2.) Physical Examination: Complete Physical w/ cardiopulmonary exam and abdominal exam listening for bruits and feeling for
peripheral pulses, focusing on neck exam > Carotid bruits? B/L?
3.) Laboratory / Other tests:
4.a) Imaging: Carotid ultrasound/Duplex give general location/anatomy (b-mode) and degree of stenosis. Evaluate both sides.
Should be done by a major center lab which is accredited for quality in duplex ultrasound. With equivocal duplex results ie. 50-75%
stenosis > can do MR angiogram or CT recon angio. Gold standard = Carotid Angiogram. Before CEA, head CT
4.b) PRE-OP Evaluation: cardiopulmonary risks. Careful discussion of risks and benefits with patient and informed consent. ECG.
5.) Differential Diagnosis: TIA, Migraine, focal seizure (Todds paralysis), Vasculitides (ie. temporal arteritis), hypoglycemia.
Subclavian steal physiology (most=asymptomatic) vs. subclavia steal syndrome.
6.) Treatment options both medical and surgical: Conservative mgmt: Aspirin/Clopidogrel. Give aspirin regardless. Surgical: 4-6
weeks post stroke, if one occurred.> carotid endarterectomy (CEA) +/- EEG, can use intraluminal shunt, EEG, and patch angioplasty to
decrease risks remove diseased intima and media. INDICATIONS: Ipsi Symptomatic (TIA, CVA) - NASCET: > 70% stenosis. 5 yr.

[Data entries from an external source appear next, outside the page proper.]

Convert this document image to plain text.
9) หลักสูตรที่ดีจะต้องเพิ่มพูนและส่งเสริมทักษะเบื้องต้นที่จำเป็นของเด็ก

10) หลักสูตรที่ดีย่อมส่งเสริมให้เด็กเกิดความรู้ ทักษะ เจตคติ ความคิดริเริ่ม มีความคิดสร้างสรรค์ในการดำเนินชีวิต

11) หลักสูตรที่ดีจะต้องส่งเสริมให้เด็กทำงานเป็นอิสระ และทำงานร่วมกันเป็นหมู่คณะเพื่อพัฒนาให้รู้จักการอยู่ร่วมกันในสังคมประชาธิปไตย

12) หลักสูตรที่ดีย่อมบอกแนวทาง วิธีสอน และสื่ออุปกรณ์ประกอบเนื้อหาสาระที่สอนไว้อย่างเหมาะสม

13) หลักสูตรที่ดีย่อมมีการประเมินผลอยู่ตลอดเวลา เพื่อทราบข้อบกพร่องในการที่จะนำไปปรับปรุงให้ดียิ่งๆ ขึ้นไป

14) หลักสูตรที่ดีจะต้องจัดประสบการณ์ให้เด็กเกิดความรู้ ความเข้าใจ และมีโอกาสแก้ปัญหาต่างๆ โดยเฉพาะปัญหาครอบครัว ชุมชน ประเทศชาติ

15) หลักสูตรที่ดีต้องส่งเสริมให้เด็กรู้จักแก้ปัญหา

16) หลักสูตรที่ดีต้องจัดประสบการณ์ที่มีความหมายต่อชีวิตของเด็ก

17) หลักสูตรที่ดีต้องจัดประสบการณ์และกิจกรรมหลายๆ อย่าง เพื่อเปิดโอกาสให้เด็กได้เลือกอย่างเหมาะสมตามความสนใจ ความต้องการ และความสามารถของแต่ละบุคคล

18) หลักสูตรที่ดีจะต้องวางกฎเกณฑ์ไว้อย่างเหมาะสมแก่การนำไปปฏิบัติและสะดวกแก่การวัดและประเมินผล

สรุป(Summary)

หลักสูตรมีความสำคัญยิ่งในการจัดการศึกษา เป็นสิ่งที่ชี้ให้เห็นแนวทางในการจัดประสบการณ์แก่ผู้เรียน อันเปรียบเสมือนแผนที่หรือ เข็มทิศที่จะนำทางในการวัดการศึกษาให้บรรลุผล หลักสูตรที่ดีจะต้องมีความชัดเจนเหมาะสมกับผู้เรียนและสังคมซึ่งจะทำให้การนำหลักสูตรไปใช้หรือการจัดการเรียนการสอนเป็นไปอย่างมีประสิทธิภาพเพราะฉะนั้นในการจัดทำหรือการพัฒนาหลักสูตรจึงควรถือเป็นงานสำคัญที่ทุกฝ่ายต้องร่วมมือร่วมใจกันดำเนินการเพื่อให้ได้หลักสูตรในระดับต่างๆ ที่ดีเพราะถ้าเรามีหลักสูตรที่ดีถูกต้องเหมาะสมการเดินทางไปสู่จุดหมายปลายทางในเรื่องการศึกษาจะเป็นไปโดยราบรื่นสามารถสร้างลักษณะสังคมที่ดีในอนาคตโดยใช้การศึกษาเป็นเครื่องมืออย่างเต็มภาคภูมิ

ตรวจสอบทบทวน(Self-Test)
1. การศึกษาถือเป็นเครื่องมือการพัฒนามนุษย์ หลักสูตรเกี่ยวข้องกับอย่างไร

stroke rate > 7 vs. 24%. (>50% marginal benefit) Asymptomatic CA stenosis ACAS > 60% as 5.5% w/ CEA 5 yr. stroke vs. 11.1%
(greatest benefit probably w/ >80%). If high-grade B/L stenosis, exists, do symptomatic side first, if asymp, do left side first to protect
language centers. N.B. These recommendations only uphold if an institutions surgeons have safety record equal to or better than the
perioperative complication rates observed during the trials. Carotid Angioplasty/Stenting: jury not out yet. Long term data not good, but
may be better for higher risk candidates and those with recurrent stenosis.
7.) Complications: of CEA: STROKE (1% asymp, 5% symp), MI (MCC of early postop death), hematoma, wound infection, vagal
nerve injury (change in voice), hypoglossal never injury (tongue deviates towards lesion), intracranial hemorrhage. 1% mortality.
8.) Follow-up:
9.) Misc/PP: atherosclerosis w/ embolization. Plaque at carotid bifurcation (branch point) Carotid sheath: carotid artery, internal jugular
vein, Vagus nerve. Symptomatic>plaque ruptures. Asymptomatic > subintimal plaque.

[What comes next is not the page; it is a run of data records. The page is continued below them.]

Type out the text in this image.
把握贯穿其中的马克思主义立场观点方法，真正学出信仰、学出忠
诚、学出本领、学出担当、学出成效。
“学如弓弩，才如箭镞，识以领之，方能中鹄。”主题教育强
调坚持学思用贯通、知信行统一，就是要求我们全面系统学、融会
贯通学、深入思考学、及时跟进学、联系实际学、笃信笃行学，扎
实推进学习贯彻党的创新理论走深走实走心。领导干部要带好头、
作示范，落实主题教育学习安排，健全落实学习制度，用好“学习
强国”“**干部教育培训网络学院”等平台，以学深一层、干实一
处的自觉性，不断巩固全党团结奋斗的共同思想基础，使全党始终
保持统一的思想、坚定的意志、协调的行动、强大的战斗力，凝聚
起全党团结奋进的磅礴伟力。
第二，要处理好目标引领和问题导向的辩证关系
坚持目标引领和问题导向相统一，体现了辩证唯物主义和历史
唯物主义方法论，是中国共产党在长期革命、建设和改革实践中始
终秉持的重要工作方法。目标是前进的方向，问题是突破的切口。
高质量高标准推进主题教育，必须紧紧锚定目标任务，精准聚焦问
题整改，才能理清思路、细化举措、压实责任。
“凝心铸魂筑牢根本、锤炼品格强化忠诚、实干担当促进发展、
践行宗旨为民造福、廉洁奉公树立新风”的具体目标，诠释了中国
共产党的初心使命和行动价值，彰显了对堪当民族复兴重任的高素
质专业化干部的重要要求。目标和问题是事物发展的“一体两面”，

17.) Peripheral Vascular Disease (4)

1.) History: HPI: intermittent claudication (usually the calf muscle, REPRODUCIBLE after walking a certain distance resolves with
stopping for a specific amount of time), rest pain (classically at night in feet, waking patient resolves w/ hanging foot over side of bed
or standing), ED, sensorimotor impairments, tissue loss. Progressive? PMH: Cardiac disease, HTN, DM (can confound an impression of
ischemic rest pain! And increase risk for infection/tissue loss), AAA? Carotid Dz. SH: Tobacco.
2.) Physical Examination: Complete physical focusing on Cardiovascul and Abdominal. Great pulse exam (femoral>absent femoral
pulses may signal Aortoiliac occlusion, Popliteal, DP, PT) > Do DOPPLER to check pulses if necessary. Bruits (carotid, AAA, femoral),
muscular atrophy, decreased hair, thick toenails, tissue necrosis/ulcers (toes/foot vs. venous stasis ulcer is medial malleolus)/infection.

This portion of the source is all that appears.